There is no reason why these could not be amicably resolved. AP's efforts to alleviate Rayalaseema water woes have again started fanning the political flames in the two States. It is clear that apart from the constitutional complexities, contentious political federalism and identity-based electoral political dynamics are fueling the ISWDs.
We have 25 major river basins in the country, with most rivers flowing across states. As river basins are shared resources, a coordinated approach between the states, with adequate involvement of the Centre, is necessary for the preservation, equitable distribution and sustainable utilisation of river water. Researchers have always suggested that given India's federal political structure, inter-state disputes require the involvement of the Union government for a federal solution at two levels: between the states involved, and between the Centre and the states.
However, interstate rivers in India have become sites of contestations, fuelled by conflicting perceptions of property rights, flawed economic instruments for food security, the lack of an integrated ecosystems approach, and the prevalence of reductionist hydrology for water resource development. Such conflicts over the possession and control of river water have persisted since the inception of the Indian Republic, with prolonged delays in resolution due to historical, institutional and political factors.
In recent years, increasing water scarcity, a rapid rise in urban and rural demands for freshwater, and contentious political dynamics have further exacerbated the problem. Where does Constitutional failure come in? The traditional justification for keeping interstate rivers under the Centre's purview is that since these rivers are not confined by any boundaries (political or administrative), no State can claim an exclusive right to utilise their waters by depriving another State located downstream.
Interestingly, however, while the Union List mentions "interstate water," the State List simply uses the term "water" to signify what is essentially "surface water" confined within the boundaries of the State. This has allowed States to legislate on the entire extent of surface water available within its borders, regardless of whether the source of the river or its tributary is located outside its boundary or the river is draining into another State.

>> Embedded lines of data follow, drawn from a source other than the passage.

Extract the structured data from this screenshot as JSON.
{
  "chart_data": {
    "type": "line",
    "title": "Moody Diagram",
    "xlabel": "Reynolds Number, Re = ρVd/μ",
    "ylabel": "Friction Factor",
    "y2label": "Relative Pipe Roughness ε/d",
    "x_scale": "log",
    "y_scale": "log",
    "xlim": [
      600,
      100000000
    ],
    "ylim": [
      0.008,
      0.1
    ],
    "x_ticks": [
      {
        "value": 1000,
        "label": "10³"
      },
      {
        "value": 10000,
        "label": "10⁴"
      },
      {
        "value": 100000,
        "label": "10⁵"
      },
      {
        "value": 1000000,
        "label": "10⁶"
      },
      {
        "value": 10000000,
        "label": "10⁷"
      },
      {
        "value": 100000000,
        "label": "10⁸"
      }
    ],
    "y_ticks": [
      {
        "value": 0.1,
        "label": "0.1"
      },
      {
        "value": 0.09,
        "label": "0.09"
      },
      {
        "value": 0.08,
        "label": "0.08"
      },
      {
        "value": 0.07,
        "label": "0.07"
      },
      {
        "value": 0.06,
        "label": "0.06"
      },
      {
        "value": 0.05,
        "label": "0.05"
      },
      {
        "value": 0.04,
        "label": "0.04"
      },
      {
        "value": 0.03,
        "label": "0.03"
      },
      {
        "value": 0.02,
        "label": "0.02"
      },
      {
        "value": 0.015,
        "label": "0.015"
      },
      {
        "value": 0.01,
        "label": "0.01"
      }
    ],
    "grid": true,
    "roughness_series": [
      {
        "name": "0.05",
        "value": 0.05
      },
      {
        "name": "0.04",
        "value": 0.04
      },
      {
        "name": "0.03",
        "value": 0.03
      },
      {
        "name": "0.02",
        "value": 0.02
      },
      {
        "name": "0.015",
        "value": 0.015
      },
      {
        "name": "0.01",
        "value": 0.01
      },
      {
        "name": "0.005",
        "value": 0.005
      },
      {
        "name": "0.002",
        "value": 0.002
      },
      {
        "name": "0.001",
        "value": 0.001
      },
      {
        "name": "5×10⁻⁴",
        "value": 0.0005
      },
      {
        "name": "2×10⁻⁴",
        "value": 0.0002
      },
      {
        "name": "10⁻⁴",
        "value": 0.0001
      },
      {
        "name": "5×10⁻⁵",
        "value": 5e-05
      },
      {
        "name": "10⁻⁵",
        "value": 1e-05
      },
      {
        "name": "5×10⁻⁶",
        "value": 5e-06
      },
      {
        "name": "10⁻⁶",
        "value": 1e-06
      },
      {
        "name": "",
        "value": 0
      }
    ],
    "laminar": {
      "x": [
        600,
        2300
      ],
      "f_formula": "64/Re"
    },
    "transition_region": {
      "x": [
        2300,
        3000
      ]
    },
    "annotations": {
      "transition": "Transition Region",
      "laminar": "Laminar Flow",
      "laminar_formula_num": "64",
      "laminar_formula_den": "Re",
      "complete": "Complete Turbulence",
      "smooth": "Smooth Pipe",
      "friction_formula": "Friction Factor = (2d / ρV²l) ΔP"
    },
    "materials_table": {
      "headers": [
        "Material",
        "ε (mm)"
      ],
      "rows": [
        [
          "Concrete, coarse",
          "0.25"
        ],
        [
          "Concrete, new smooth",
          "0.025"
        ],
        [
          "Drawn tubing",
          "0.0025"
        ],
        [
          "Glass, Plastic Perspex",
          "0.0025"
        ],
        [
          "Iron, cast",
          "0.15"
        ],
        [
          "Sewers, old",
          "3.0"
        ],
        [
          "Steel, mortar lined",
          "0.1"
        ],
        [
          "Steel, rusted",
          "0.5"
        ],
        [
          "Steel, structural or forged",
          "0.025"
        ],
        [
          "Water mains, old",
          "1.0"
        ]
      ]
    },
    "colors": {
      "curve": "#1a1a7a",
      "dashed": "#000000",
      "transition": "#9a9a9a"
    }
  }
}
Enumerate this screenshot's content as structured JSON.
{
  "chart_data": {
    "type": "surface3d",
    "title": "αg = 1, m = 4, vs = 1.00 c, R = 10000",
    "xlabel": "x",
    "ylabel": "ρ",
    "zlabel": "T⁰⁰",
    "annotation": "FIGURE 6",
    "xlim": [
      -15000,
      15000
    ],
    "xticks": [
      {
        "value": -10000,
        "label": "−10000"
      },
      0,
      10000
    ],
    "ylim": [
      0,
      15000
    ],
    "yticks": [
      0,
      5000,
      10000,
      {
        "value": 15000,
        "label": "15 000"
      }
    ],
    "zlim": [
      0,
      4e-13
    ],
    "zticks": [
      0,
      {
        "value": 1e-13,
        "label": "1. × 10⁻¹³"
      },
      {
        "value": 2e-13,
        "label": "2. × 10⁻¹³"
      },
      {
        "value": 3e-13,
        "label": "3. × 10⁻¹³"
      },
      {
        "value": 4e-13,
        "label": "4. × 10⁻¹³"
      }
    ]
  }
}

In this regard, a State only exercises its right to use water for various purposes as long as the Union government deems fit. The moment the Centre steps in the dispute only gets prolonged. Why don't the governments understand this simple matter? There is an urgent need to manage the multiple political challenges with institutional trust for facilitating a public discourse focused on dispute resolution and consensus-building. Will the governments do it at least now?